GREENBELT, Md. (AP) — A former Canadian Armed Forces reservist plotted with other members of a white supremacist group to carry out “essentially a paramilitary strike” at a Virginia gun rights rally, a federal prosecutor said Wednesday.
U.S. Magistrate Judge Timothy Sullivan agreed to keep Patrik Mathews, 27, detained in federal custody pending a Jan. 30 preliminary hearing.
Mathews leaned back in his chair and quietly laughed when the magistrate read aloud a transcript of a video in which the Canadian national advocated killing people, poisoning water supplies and derailing trains.
“This is a very dangerous person,” the magistrate said during Mathews’ detention hearing in Maryland. “He espouses very dangerous beliefs.”
Later Wednesday, Sullivan refused to set bail for another defendant arrested in the FBI’s investigation of The Base. A prosecutor described William Garfield Bilbrough IV — a 19-year-old pizza delivery driver who lives with his grandmother in Denton, Maryland — as a leader of the group who was seen as a “prophet” by Mathews and the third man arrested in the case.
Assistant U.S. Attorney Thomas Windom showed the judge a photograph recovered from Bilbrough’s phone that shows him holding up the severed head of a goat he had killed in a “ritual sacrifice” at a training camp in Georgia for members of The Base. Bilbrough initially tried to kill the goat with a knife but failed, so he borrowed a gun to shoot it, Windom said.
Mathews, Bilbrough and Brian Mark Lemley Jr., 33, of Elkton, Maryland, were arrested Thursday on federal felony charges in Maryland and Delaware, just days before the pro-gun rally in Virginia’s capital. Federal prosecutors said in a court filing Tuesday that a hidden camera captured the men discussing “the planning of violence” at the rally and expressed hope that bloodshed could start a civil war. Monday’s event attracted tens of thousands of people and ended peacefully.
“This is a domestic terrorist investigation,” Windom said Wednesday.
Bilbrough, the only defendant in the case who isn’t facing firearms-related charges, participated in their early discussions about traveling to Richmond but recently had tried to distance himself from the group, the prosecutor said.
“He left The Base because he found out certain information about the leader of The Base,” Windom said without elaborating,
Bilbrough’s attorney, Robert Bonsib, said his client left the group “because he was not comfortable with what they were doing.”

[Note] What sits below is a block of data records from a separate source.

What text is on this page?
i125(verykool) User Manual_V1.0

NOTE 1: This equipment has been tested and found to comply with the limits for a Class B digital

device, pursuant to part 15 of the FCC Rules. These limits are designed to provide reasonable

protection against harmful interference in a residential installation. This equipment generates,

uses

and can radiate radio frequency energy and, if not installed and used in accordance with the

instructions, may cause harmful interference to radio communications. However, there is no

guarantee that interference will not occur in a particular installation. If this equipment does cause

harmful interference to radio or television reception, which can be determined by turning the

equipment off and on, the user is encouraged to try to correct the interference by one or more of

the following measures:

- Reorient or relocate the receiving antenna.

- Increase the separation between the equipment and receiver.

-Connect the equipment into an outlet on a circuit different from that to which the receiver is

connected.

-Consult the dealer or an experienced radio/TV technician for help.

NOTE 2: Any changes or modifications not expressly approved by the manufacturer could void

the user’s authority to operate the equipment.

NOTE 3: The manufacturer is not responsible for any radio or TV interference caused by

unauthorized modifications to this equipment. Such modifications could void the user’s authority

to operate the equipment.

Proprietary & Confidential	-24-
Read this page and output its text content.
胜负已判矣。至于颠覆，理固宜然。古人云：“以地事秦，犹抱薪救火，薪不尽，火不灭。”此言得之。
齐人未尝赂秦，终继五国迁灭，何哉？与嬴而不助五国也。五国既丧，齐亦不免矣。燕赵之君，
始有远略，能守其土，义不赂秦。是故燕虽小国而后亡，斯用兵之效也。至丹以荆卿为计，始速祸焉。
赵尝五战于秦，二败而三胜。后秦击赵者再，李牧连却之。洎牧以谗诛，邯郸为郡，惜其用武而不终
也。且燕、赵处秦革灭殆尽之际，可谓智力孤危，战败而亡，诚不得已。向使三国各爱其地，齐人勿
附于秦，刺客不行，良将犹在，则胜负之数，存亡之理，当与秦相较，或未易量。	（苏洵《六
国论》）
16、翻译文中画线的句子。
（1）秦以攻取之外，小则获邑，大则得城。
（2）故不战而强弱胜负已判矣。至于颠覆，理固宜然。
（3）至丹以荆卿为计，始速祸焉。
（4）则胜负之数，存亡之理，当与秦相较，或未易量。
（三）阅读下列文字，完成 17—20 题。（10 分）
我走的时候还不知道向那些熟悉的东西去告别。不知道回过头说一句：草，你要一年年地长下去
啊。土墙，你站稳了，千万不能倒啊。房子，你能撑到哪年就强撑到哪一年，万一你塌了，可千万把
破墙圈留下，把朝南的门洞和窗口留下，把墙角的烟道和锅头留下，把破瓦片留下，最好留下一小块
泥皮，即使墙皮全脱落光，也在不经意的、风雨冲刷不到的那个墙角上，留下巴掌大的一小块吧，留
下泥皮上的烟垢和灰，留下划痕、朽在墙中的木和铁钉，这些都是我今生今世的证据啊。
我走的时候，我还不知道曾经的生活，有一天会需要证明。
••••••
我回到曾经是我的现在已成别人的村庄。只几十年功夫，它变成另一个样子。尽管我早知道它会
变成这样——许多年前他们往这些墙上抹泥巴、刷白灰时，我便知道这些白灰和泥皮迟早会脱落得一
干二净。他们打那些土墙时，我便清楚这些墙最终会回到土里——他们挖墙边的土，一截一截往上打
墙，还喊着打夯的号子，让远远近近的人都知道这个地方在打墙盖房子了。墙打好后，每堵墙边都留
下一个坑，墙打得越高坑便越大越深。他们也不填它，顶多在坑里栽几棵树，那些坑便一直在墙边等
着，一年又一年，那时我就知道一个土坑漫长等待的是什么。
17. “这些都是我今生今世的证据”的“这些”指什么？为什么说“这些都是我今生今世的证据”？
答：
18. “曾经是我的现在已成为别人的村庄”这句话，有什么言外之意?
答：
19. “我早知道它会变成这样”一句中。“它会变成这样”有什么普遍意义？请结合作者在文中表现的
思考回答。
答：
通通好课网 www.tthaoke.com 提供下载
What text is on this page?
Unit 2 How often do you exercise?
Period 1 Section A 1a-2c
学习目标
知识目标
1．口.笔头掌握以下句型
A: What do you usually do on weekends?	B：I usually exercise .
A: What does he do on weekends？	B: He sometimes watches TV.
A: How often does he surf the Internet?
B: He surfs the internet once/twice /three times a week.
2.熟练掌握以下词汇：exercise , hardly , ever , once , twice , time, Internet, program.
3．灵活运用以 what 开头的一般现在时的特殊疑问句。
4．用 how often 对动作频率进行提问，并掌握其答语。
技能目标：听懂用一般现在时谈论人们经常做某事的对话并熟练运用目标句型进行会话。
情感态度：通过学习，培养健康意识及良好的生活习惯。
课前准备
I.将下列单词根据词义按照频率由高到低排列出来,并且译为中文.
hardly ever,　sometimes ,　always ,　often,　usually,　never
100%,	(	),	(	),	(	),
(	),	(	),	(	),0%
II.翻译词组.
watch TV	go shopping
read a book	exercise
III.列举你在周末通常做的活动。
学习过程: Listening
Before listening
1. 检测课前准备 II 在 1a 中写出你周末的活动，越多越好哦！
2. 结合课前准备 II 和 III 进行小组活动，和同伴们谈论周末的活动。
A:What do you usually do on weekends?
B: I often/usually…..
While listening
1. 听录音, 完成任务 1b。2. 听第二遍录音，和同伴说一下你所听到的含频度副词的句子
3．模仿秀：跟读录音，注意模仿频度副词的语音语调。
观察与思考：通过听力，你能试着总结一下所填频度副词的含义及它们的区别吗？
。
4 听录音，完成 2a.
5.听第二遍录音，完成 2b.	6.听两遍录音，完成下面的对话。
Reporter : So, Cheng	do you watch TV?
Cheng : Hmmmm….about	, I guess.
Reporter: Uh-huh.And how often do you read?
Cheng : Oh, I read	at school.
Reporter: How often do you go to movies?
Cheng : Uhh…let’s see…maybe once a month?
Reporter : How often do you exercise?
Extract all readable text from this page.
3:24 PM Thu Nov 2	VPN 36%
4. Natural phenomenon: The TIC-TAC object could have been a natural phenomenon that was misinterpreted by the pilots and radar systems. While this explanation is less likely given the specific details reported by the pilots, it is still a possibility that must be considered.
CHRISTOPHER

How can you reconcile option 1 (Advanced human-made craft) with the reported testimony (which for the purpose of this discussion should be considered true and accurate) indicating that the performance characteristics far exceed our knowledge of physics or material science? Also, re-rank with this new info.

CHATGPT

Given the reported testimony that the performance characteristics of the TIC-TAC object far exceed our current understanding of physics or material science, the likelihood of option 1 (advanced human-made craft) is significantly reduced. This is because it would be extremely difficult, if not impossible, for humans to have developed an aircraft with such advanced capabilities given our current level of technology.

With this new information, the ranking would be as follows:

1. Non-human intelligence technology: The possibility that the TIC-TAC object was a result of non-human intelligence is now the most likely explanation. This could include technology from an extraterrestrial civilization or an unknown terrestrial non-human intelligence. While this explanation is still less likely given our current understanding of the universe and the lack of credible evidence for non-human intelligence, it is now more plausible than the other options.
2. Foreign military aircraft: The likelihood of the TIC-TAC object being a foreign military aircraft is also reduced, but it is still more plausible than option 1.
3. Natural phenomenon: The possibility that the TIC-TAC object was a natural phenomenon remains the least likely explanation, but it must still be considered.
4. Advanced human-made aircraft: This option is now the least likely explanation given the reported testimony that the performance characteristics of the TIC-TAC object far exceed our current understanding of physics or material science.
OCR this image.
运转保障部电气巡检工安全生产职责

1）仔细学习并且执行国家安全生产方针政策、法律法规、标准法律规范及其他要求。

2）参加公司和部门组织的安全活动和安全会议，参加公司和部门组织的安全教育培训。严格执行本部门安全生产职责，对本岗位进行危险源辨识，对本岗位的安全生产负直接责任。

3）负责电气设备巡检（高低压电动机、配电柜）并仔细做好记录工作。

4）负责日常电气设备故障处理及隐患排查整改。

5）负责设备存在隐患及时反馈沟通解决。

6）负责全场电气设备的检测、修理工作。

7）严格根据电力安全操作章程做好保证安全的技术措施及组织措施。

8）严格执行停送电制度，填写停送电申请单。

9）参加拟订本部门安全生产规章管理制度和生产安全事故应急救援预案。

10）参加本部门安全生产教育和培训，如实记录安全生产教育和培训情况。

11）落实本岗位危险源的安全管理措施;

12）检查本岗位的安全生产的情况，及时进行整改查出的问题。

“Nineteen-year-olds are knuckleheads sometimes,” Bonsib told the magistrate. “You’ve got to decide: Is he a knucklehead or a terrorist? And he’s a knucklehead.”
Sullivan, who called it “troubling” that Bilbrough had described himself as a group leader, said it was a “close call” whether to keep the teen detained. The magistrate said he considered Bilbrough’s age, “but anybody can pull the trigger no matter how old they are.”
Mathews’ attorney, Joseph Balter, said his client may have used “alarming” and “outrageous” language in conversations captured on video at a Delaware home in the days leading up to the rally. But Balter said his client’s statements are protected by the First Amendment as free speech and did not reflect any specific plans for violence.
“One man’s domestic terrorist can be another man’s exercise of his First Amendment rights,” Balter said.
Windom said the men were preparing for a civil war when they packed up food and other supplies that they apparently intended to use during and after the Virginia rally.
“Mr. Mathews was not arrested for violating the First Amendment of the Constitution,” Windom said.
Lemley withdrew his request for a detention hearing.
A closed-circuit television camera and microphone installed by investigators in a Delaware home captured Mathews talking about the Virginia rally as a “boundless” opportunity, prosecutors said.
“And the thing is you’ve got tons of guys who … should be radicalized enough to know that all you gotta do is start making things go wrong and if Virginia can spiral out to … full blown civil war,” he said.
Lemley talked about using a thermal imaging scope affixed to his rifle to ambush unsuspecting civilians and police officers, prosecutors said.
“I need to claim my first victim,” Lemley said on Dec. 23, according to Tuesday’s detention memo.
“We could essentially like be literally hunting people,” Mathews said, according to prosecutors. “You could provide overwatch while I get close to do what needs to be done to certain things.”
FBI agents arrested Mathews, Lemley and Bilbrough as part of a broader investigation of The Base. Authorities in Georgia and Wisconsin also arrested four other men linked to the group.
Mathews and Lemley are charged with transporting a firearm and ammunition with intent to commit a felony. Bilbrough is charged with “transporting and harboring aliens.”